The rejection of politics as usual “is a reflection that people are fed up with the same old people,” said Nataly Amezquita, a 26-year-old civil engineer who hopes to vote. “We have to generate greater social change. A lot of people in the country are not in the best condition.”

People look at a screen showing the preliminary results of the elections in Medellin on Sunday. (Joaquin Sarmiento/AFP/Getty Images)

But even the two outside candidates left her cold. She said that she would cast a blank vote: “I don’t like either of the two candidates… I don’t think either of them is a good person.”

Silvia Otero Bahamon, professor of Political Science at the Universidad del Rosario, said that although both candidates are populists who “have an ideology based on the division between the corrupt elite and the people,” each sees their fight against the establishment differently. .

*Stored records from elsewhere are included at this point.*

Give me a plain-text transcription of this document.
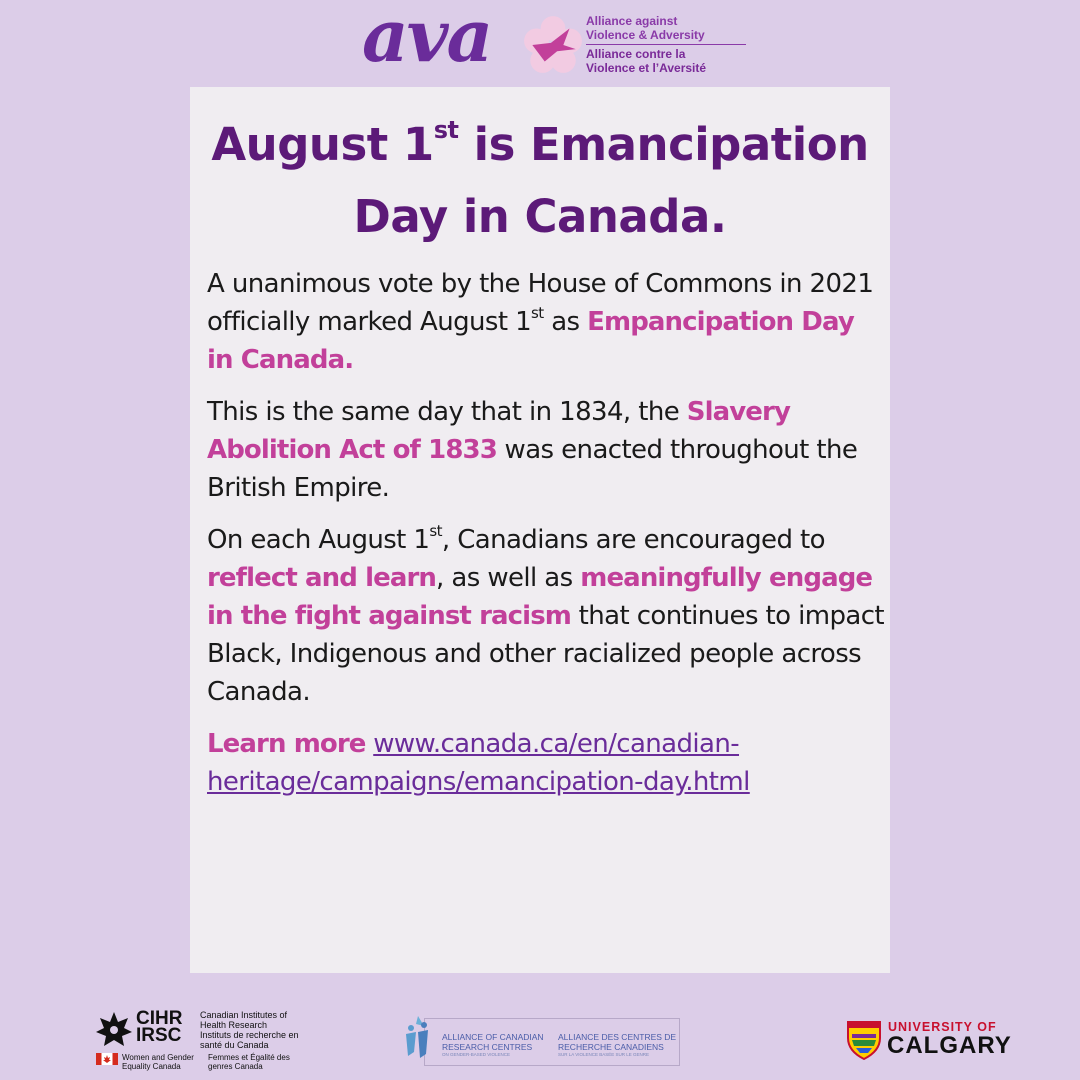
ava	Alliance against
Violence & Adversity
Alliance contre la
Violence et l’Aversité
August 1st is Emancipation Day in Canada.

A unanimous vote by the House of Commons in 2021 officially marked August 1st as Empancipation Day in Canada.

This is the same day that in 1834, the Slavery Abolition Act of 1833 was enacted throughout the British Empire.

On each August 1st, Canadians are encouraged to reflect and learn, as well as meaningfully engage in the fight against racism that continues to impact Black, Indigenous and other racialized people across Canada.

Learn more www.canada.ca/en/canadian-heritage/campaigns/emancipation-day.html

CIHR
IRSC
Canadian Institutes of Health Research
Instituts de recherche en santé du Canada
Women and Gender Equality Canada
Femmes et Égalité des genres Canada
ALLIANCE OF CANADIAN RESEARCH CENTRES
ON GENDER-BASED VIOLENCE
ALLIANCE DES CENTRES DE RECHERCHE CANADIENS
SUR LA VIOLENCE BASÉE SUR LE GENRE
UNIVERSITY OF
CALGARY
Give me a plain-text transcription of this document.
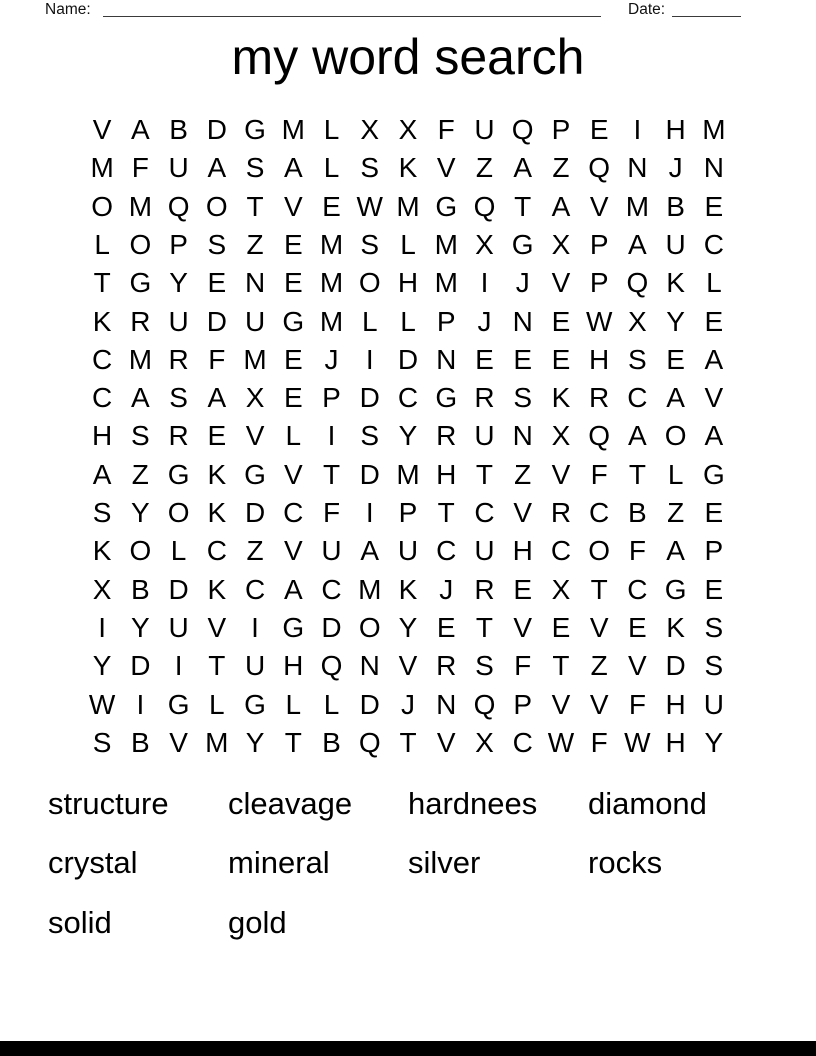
Name:	Date:
my word search
V A B D G M L X X F U Q P E I H M
M F U A S A L S K V Z A Z Q N J N
O M Q O T V E W M G Q T A V M B E
L O P S Z E M S L M X G X P A U C
T G Y E N E M O H M I J V P Q K L
K R U D U G M L L P J N E W X Y E
C M R F M E J I D N E E E H S E A
C A S A X E P D C G R S K R C A V
H S R E V L I S Y R U N X Q A O A
A Z G K G V T D M H T Z V F T L G
S Y O K D C F I P T C V R C B Z E
K O L C Z V U A U C U H C O F A P
X B D K C A C M K J R E X T C G E
I Y U V I G D O Y E T V E V E K S
Y D I T U H Q N V R S F T Z V D S
W I G L G L L D J N Q P V V F H U
S B V M Y T B Q T V X C W F W H Y
structure	cleavage	hardnees	diamond
crystal	mineral	silver	rocks
solid	gold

“Petro relates to the poor, the ethnic and cultural minorities of the most peripheral regions of the nation,” Otero said, while Hernández’s supporters “are the people who have been defrauded by politics and corruption. It is a community looser, that the candidate arrives directly through social networks”.

Many voters based their decision on what they don’t want, rather than what they do want.

“Many people said: ‘I don’t care who is against Petro, I am going to vote for whoever represents the other candidate, no matter who that person is,'” said Silvana Amaya, a senior analyst at firm Control. Risks. “That also works the other way around. Rodolfo has been portrayed as this crazy old man, communication genius and flamboyant character (so) that some people say: ‘I don’t care who I have to vote for, but I don’t want him to be my president.’